Dr Kelvin Hamilton, robotics development manager at the laboratory’s commercial spin-out company Seebyte, said that the group is occasionally approached by Strathclyde police to help locate bodies in muddy lochs. While the police have so far used more conventional sonar technology coupled with an underwater ROV, Hamilton said he expected the AUV technology to be attractive to them in the future.
But while military and offshore industry considerations are strong drivers in this field, Japan is an equally influential voice. A combination of the country’s love affair with robotics and its first-hand experience of the destruction caused by earthquakes have perhaps made it such a fertile climate for search-and-rescue robots. Japan’s institutes and universities are awash with fascinating projects.
Visitors to the recent Security Show 2005 in Tokyo were shown a tiny mobile search-and-rescue robot that can deploy a camera pod to help look for victims trapped in rubble. Developed at the Tokyo Institute of Technology, the robot has a pair of wheels and a pneumatic cylinder that it can use to push itself off the ground to leap over obstacles.

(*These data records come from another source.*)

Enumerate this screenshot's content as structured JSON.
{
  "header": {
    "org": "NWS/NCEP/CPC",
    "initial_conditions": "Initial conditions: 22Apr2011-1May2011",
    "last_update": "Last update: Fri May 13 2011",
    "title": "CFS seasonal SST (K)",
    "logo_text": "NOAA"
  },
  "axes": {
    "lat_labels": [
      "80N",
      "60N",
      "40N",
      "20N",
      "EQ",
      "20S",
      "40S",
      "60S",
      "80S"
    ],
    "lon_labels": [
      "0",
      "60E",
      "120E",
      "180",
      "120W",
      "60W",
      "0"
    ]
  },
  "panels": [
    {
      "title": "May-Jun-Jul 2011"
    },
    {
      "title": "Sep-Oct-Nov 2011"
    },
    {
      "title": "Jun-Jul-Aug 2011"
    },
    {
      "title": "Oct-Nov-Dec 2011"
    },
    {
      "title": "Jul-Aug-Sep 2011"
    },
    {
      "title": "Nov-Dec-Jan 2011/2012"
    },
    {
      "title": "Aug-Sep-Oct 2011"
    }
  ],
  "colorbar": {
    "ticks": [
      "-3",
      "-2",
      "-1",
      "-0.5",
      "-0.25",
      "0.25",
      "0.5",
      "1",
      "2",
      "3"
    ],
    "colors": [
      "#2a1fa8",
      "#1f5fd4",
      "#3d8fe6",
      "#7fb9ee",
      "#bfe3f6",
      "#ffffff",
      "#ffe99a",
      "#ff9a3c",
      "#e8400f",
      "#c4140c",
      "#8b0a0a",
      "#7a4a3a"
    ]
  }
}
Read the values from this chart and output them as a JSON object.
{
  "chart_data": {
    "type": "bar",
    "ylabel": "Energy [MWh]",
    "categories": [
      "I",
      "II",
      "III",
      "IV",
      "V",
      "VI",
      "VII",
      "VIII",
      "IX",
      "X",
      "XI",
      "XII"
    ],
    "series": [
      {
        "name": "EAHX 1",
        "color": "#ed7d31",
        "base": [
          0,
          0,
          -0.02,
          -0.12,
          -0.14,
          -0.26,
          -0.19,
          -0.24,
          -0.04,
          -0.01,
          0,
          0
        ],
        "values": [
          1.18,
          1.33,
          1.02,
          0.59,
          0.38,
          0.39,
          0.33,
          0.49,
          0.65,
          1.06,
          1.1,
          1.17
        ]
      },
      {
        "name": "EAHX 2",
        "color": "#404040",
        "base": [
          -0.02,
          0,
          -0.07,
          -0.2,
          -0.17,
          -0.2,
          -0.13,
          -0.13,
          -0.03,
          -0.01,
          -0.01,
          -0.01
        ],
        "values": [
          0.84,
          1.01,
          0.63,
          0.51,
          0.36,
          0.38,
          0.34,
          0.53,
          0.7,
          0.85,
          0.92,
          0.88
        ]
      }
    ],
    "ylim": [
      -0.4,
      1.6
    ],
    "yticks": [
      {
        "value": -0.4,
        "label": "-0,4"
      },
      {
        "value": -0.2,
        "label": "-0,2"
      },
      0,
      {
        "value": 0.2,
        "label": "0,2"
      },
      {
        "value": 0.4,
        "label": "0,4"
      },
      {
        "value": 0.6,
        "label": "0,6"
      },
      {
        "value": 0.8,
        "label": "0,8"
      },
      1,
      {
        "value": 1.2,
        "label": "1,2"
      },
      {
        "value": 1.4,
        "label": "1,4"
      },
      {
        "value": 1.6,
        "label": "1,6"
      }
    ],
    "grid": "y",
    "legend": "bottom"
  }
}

At the opposite end of the size spectrum, Japanese company Tmsuk recently unveiled a five-tonne 3.5m-high tele-operated robot for clearing away rubble at disaster sites. The hydraulically powered T-52 Enryu is equipped with two arms ending in pincers that can grasp and remove obstacles to help rescuers reach people trapped under rubble.
But while such engineering developments are impressive, the real test for all this technology is how it is accepted by the emergency services. Geoff Williams, deputy firemaster of the Central Scotland Fire Brigade and president of crisis management body the International Emergency Technical Response institute (iETRi), believes that robots have a valuable role to play in rescue missions.
Williams has worked closely with Murphy’s CRASAR team and, having seen rescue robots in action, he knows what they can do. But crucially he has a broad view that many robotics experts lack. For him the really significant possibilities for search and rescue lie in linking robots with wider crisis-management systems.
He pointed to the development of a system at California’s Environmental Service Research Institute (ESRI) in which a building considered to be at risk could be equipped with sensors on all its supporting members.
In the event of a disaster, the positions of these sensors after the building has fallen could be compared to their original positions and used to construct a clear picture of how the building has behaved during collapse. Williams said that in a busy structure such as an airport, this knowledge could then be combined with demographic data indicating where people were likely to be at the time of the attack, to build up a picture of where they might be in the rubble. Rescue robots could then be linked into the system and guided precisely to these locations.
Williams is looking to start up an international reconnaissance group with CRASAR that would begin exploring the effectiveness of such systems in real disasters.
‘Robots are a great tool to have in your arsenal,’ said Williams, but he ruled out the likelihood of them rendering the human emergency services obsolete.
This, he said, is partly because the environment in which they work is so unpredictable but also because the human touch and the voice of a rescuer are so often key to saving someone’s life.
‘Having said that, I’m sure that in 1,000 years there’ll be something so technologically advanced and friendly that you’ll want to take it out for a drink,’ he joked.